📄 Abstract
Abstract: Kolmogorov-Arnold networks (KANs) are a remarkable innovation that consists
of learnable activation functions, with the potential to capture more complex
relationships from data. Presently, KANs are deployed by replacing multilayer
perceptrons (MLPs) in deep networks, including advanced architectures such as
vision Transformers (ViTs). This work asks whether KAN could learn token
interactions. In this paper, we design the first learnable attention called
Kolmogorov-Arnold Attention (KArAt) for ViTs that can operate on any basis,
ranging from Fourier, Wavelets, Splines, to Rational Functions. However,
learnable activations in the attention cause a memory explosion. To remedy
this, we propose a modular version of KArAt that uses a low-rank approximation.

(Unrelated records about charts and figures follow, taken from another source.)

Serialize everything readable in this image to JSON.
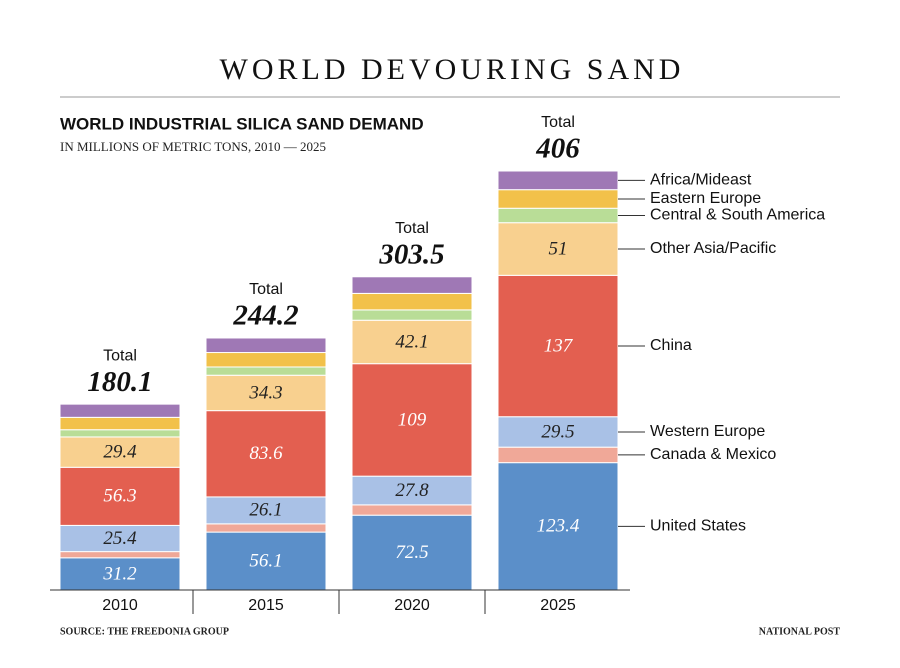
{
  "chart_data": {
    "type": "stacked-bar",
    "title": "WORLD DEVOURING SAND",
    "subtitle": "WORLD INDUSTRIAL SILICA SAND DEMAND",
    "subtitle2": "IN MILLIONS OF METRIC TONS, 2010 — 2025",
    "source": "SOURCE: THE FREEDONIA GROUP",
    "credit": "NATIONAL POST",
    "categories": [
      "2010",
      "2015",
      "2020",
      "2025"
    ],
    "total_label": "Total",
    "totals": [
      180.1,
      244.2,
      303.5,
      406
    ],
    "series": [
      {
        "name": "United States",
        "color": "#5b8fc9",
        "values": [
          31.2,
          56.1,
          72.5,
          123.4
        ],
        "labeled": true
      },
      {
        "name": "Canada & Mexico",
        "color": "#f0a898",
        "values": [
          6,
          8,
          10,
          15
        ],
        "labeled": false
      },
      {
        "name": "Western Europe",
        "color": "#a9c1e6",
        "values": [
          25.4,
          26.1,
          27.8,
          29.5
        ],
        "labeled": true
      },
      {
        "name": "China",
        "color": "#e35f50",
        "values": [
          56.3,
          83.6,
          109,
          137
        ],
        "labeled": true
      },
      {
        "name": "Other Asia/Pacific",
        "color": "#f8d08f",
        "values": [
          29.4,
          34.3,
          42.1,
          51
        ],
        "labeled": true
      },
      {
        "name": "Central & South America",
        "color": "#b9dd97",
        "values": [
          7,
          8,
          10,
          14
        ],
        "labeled": false
      },
      {
        "name": "Eastern Europe",
        "color": "#f2c14a",
        "values": [
          12,
          14,
          16,
          18
        ],
        "labeled": false
      },
      {
        "name": "Africa/Mideast",
        "color": "#9f78b5",
        "values": [
          12.8,
          14.1,
          16.1,
          18.1
        ],
        "labeled": false
      }
    ]
  }
}
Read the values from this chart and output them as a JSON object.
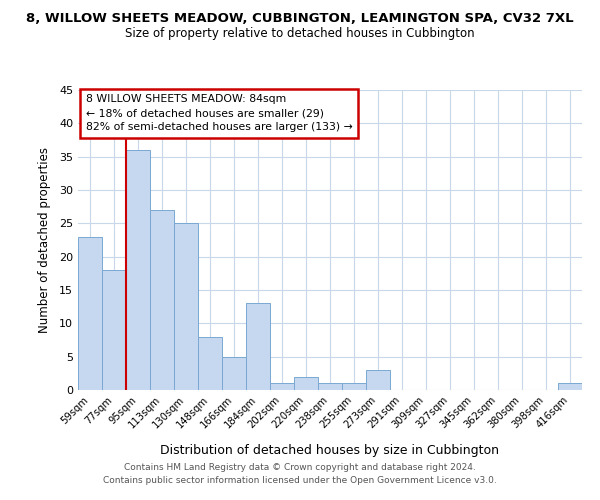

By adopting the Fourier basis, Fourier-KArAt and its variants, in some cases,
outperform their traditional softmax counterparts, or show comparable
performance on CIFAR-10, CIFAR-100, and ImageNet-1K. We also deploy Fourier
KArAt to ConViT and Swin-Transformer, and use it in detection and segmentation
with ViT-Det. We dissect the performance of these architectures by analyzing
their loss landscapes, weight distributions, optimizer paths, attention
visualizations, and transferability to other datasets. KArAt's learnable
activation yields a better attention score across all ViTs, indicating improved
token-to-token interactions and contributing to enhanced inference. Still, its
generalizability does not scale with larger ViTs. However, many factors,
including the present computing interface, affect the relative performance of
parameter- and memory-heavy KArAts. We note that the goal of this paper is not
to produce efficient attention or challenge the traditional activations; by
designing KArAt, we are the first to show that attention can be learned and
encourage researchers to explore KArAt in conjunction with more advanced
architectures.
Authors (4)
Subhajit Maity
Killian Hitsman
Xin Li
Aritra Dutta
Key Contributions
This paper introduces Kolmogorov-Arnold Attention (KArAt) for Vision Transformers, a novel learnable attention mechanism that can operate on various bases. To address the memory explosion issue, a modular version with low-rank approximation is proposed. This work explores whether learnable activations can improve token interaction learning in ViTs, potentially outperforming traditional softmax attention.
Business Value
Enhanced performance in computer vision tasks could lead to more accurate image recognition systems for applications like autonomous driving, medical imaging analysis, and content moderation.